Shapovalov, FAA et Pospisil égalisent le record

21 févr. 2020 à 12:27:00

Jour de quarts de finale à l'Open 13 Provence à Marseille. Ils ne sont donc plus que huit en lice et parmi eux 3 joueurs canadiens. Les Canuks égalisent un record vieux de 30 ans.

Denis Shapovalov, Félix Auger-Aliassime et Vasek Pospisil sont en quarts de finale de l'Open 13 Provence. Ça fait beaucoup ça, tabernacle  ! Plus précisément, ça représente 37,5% des joueurs encore en lice. Pour la petite histoire, on n'avait plus vu autant de joueurs du «  Great White North  » à ce stade d'un tournoi depuis 1990. Cette année-là, Martin Laurendeau, Andrew Sznajder et Martin Wostenholme avaient réalisé un beau triplé à Rio de Janeiro.

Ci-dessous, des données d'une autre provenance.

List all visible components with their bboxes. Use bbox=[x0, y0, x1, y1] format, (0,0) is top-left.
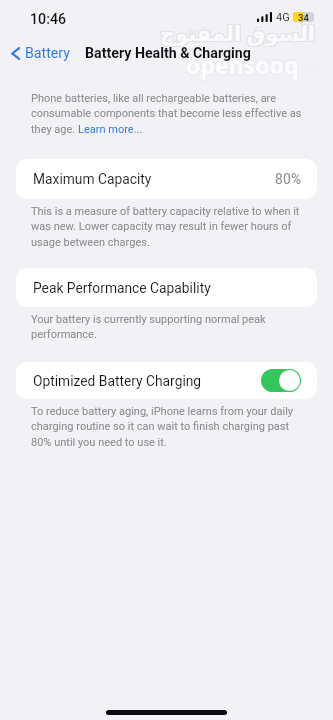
staticText: Battery bbox=[25, 45, 71, 62]
other: Battery 34 percent bbox=[293, 12, 314, 22]
staticText: 34 bbox=[298, 12, 309, 22]
staticText: opensooq bbox=[187, 48, 300, 79]
staticText: opensooq bbox=[187, 50, 300, 81]
staticText: Your battery is currently supporting nor… bbox=[31, 313, 266, 341]
staticText: This is a measure of battery capacity re… bbox=[31, 205, 300, 249]
staticText: Peak Performance Capability bbox=[33, 280, 211, 296]
staticText: opensooq bbox=[185, 48, 298, 79]
button[interactable]: Optimized Battery Charging bbox=[16, 362, 317, 399]
button[interactable]: Peak Performance Capability bbox=[16, 268, 317, 307]
staticText: opensooq bbox=[186, 50, 299, 81]
staticText: 4G bbox=[276, 11, 290, 24]
staticText: 80% bbox=[275, 171, 302, 187]
staticText: السوق المفتوح bbox=[160, 19, 316, 48]
staticText: السوق المفتوح bbox=[160, 18, 316, 47]
staticText: السوق المفتوح bbox=[159, 19, 315, 48]
staticText: السوق المفتوح bbox=[159, 20, 315, 49]
staticText: السوق المفتوح bbox=[160, 20, 316, 49]
other: Cellular signal bbox=[257, 12, 272, 22]
staticText: Battery Health & Charging bbox=[85, 45, 251, 62]
staticText: السوق المفتوح bbox=[161, 19, 317, 48]
staticText: 10:46 bbox=[30, 11, 67, 28]
staticText: السوق المفتوح bbox=[159, 18, 315, 47]
button[interactable]: Optimized Battery Charging toggle bbox=[261, 369, 301, 392]
staticText: Maximum Capacity bbox=[33, 171, 152, 187]
staticText: Optimized Battery Charging bbox=[33, 373, 202, 389]
staticText: السوق المفتوح bbox=[161, 18, 317, 47]
staticText: opensooq bbox=[187, 49, 300, 80]
staticText: Phone batteries, like all rechargeable b… bbox=[31, 92, 302, 136]
button[interactable]: Back bbox=[11, 45, 71, 62]
staticText: opensooq bbox=[185, 50, 298, 81]
staticText: opensooq bbox=[186, 49, 299, 80]
staticText: opensooq bbox=[185, 49, 298, 80]
staticText: To reduce battery aging, iPhone learns f… bbox=[31, 405, 294, 449]
staticText: opensooq bbox=[186, 48, 299, 79]
button[interactable]: Maximum Capacity bbox=[16, 159, 317, 199]
staticText: السوق المفتوح bbox=[161, 20, 317, 49]
other: Back bbox=[11, 47, 20, 60]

Trente ans donc que le tennis canadien n'avait pas brillé de la sorte. Il ne faut évidemment pas oublier l'immense Milos Raonic, qui, malgré les moqueries de certains goujats, a quand même été la tête de gondole du tennis canadien depuis près de 15 ans.

"C'est Big comme on dit"

Comment expliquer cette explosion du tennis chez nos cousins  ? Parce qu'à part Greg Rusedski, qui - rappelons-le - a opté pour «  l'asile politique  » en Grande-Bretagne, les fans de hockey (à prononcer avec l'accent anglophone) n'ont pas eu grand chose à se mettre sous la dent. D'après Denis Shapovalov c'est l'effet Raonic-Pospisil  : «  De voir Milos et Vasek réussir au plus haut niveau nous a fait réaliser, à nous les plus jeunes comme Félix et moi, que c'était possible. Je me souviens les avoir vu battre l'Italie et l'Espagne en Coupe Davis. Ça m'a donné l'envie et l'espoir de représenter le Canada à l'occasion de cette compétition et d'être aussi fort qu'eux. Ça nous a permis de croire. Parce qu'il est vrai qu'avant il n'y avait pas de joueurs qui avaient réussi grand chose. Certains ont été top 100 mais rien de fou. Donc oui, je pense qu'il s'agit d'un effet boule de neige.  ».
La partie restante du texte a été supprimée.